As a content creator, where do you go to find information about other film makers and web series?
Generally online, shared with me on Facebook or I might read an article on

How do you finance your series?
This series was a piece of branded content for UNSW, so it was a direct commission. Previously we have been self funded like for our comedy sketch series Nick and Seaton.

How did you research the world of fighting bioterrorism when writing the series?
A lot of the research was simply using the curriculum for the course. Each episode was loosely structured around a unit of study, so our writer took the curriculum and tried to cover what was being taught. Additional research took place in the usual arenas of online. The students and some of the staff at UNSW had done a previous script and treatment, and while we didn’t use it and started from scratch, we did however, use some of the research that they had done and used their statistics and the general flow of the disease. Working with the school that teaches these things meant they had a lot of information and knowledge about how it would actually play out that we were able to incorporate into our series.

Do you see bioterrorism as an issue that we will soon find ourselves dealing with?
The course that we created the web series for was designed specifically for intelligence bureaus around the world, so I suppose there is definitely a need there and hopefully we won’t have to. But it’s good to know that there will be people out there that have the knowledge to deal with it if it does come about due to the course.

When are you completely satisfied with your work?
Never. Haha, I am completely satisfied with my work when I have the right amount of time for prep and do everything I can possibly do to make a great piece of content.

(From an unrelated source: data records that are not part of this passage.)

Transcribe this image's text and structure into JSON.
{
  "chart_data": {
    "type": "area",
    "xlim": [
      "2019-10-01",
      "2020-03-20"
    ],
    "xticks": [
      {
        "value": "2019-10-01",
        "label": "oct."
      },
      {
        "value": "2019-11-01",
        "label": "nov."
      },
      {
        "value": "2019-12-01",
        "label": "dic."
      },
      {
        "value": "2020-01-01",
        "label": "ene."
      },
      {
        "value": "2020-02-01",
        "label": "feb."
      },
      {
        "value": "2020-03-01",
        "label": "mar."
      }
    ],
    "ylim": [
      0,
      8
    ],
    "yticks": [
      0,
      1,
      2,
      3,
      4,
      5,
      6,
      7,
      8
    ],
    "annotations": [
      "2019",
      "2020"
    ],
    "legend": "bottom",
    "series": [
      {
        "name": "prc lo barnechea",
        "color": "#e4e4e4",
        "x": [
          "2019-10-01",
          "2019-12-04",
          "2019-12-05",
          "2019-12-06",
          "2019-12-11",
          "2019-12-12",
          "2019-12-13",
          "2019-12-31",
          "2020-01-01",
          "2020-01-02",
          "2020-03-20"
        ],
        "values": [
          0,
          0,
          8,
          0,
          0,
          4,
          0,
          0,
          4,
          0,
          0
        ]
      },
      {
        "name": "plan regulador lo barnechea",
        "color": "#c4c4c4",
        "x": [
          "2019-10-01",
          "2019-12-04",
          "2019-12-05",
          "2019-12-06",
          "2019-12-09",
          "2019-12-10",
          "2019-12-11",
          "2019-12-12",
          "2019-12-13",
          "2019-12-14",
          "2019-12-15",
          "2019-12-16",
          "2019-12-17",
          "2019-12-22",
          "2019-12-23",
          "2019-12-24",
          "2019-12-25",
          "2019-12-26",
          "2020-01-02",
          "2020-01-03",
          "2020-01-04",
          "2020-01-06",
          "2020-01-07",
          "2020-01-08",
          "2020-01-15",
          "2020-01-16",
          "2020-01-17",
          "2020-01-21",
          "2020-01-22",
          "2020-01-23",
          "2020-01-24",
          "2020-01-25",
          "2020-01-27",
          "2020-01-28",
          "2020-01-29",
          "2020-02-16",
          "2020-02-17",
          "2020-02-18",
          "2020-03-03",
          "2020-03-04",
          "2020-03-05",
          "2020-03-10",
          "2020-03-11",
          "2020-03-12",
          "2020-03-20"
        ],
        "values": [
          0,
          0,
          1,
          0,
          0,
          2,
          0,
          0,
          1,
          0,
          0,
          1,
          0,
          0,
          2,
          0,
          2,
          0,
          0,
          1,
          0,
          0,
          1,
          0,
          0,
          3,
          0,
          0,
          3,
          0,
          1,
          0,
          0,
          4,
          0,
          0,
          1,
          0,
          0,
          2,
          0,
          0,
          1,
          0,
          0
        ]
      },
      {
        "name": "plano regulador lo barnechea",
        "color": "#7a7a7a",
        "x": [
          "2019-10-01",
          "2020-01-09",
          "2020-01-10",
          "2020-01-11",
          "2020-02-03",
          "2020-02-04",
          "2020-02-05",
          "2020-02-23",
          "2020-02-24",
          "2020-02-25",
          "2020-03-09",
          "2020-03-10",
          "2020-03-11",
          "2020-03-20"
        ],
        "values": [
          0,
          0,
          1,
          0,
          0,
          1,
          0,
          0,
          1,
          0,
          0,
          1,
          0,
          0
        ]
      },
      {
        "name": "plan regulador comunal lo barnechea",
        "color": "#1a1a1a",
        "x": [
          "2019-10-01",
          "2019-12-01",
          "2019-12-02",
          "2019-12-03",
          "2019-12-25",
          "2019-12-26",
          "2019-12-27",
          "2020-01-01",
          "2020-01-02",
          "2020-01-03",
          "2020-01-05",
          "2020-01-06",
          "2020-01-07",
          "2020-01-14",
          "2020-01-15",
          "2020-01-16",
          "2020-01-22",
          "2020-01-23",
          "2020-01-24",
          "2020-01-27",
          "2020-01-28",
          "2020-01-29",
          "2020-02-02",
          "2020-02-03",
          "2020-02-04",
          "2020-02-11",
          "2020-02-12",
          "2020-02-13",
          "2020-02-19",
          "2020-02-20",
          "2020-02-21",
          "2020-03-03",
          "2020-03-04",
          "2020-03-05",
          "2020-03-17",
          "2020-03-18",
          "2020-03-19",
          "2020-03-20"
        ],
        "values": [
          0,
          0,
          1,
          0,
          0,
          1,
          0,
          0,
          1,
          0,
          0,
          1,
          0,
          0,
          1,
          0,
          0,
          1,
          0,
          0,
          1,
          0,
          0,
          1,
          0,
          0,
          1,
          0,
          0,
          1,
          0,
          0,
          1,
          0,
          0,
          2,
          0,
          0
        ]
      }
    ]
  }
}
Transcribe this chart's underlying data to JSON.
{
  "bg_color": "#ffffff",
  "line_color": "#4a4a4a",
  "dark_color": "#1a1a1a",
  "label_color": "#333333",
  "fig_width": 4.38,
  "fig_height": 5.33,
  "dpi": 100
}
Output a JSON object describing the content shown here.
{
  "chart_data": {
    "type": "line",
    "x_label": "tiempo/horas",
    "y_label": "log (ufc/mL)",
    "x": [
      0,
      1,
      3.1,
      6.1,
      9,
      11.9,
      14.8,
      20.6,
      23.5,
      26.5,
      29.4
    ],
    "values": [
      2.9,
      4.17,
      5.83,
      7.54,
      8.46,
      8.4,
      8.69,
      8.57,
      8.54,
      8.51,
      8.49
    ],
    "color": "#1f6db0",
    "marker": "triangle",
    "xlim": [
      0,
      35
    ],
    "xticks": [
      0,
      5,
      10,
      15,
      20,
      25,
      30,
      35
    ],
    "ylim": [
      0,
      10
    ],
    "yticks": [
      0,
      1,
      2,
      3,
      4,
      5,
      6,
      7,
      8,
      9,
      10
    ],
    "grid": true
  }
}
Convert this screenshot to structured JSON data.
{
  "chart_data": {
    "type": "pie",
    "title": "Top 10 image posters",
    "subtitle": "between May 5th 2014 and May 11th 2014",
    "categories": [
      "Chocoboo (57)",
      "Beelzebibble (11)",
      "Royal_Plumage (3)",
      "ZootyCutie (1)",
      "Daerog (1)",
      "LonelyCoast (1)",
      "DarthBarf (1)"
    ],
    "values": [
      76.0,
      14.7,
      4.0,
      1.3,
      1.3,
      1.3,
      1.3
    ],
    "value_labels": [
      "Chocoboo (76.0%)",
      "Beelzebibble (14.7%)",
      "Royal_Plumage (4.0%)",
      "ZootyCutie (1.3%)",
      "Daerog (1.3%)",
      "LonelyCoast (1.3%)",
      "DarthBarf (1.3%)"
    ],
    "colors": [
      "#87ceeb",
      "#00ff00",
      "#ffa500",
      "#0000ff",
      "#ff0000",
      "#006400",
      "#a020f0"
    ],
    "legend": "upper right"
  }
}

What is your favourite thing about making web series?
I love the immediacy of web series, and the control that we have over the content we are creating.

Are there any web series, other than your own that inspire you?
I love the work the Late Night guys did with Wizards of Aus and The Severe Comedy guys did with The Justice Lease, seeing teams produce awesome work with very little budget is always inspiring.

Have you achieved the goals you set for this series?
It was a highly ambitious series and I was very happy with the end product and the response from audience both here and overseas.

What was the most difficult challenge you had to overcome in production, and how did you go about it?
Time was a challenge as we needed it delivered in six weeks. We also only had budget for a three day shoot, this meant we had to make the script restricted to within a few locations. We shot multi-cam in a television style to maximise our coverage, we also built the two sets at UNSW side by side so there was no down time in resetting. All of the extras were personnel at the university which also provides its challenges when you don’t have much time. But with all challenges you just take one at a time and prioritise what is important in each scene and how to achieve the best result with what we have.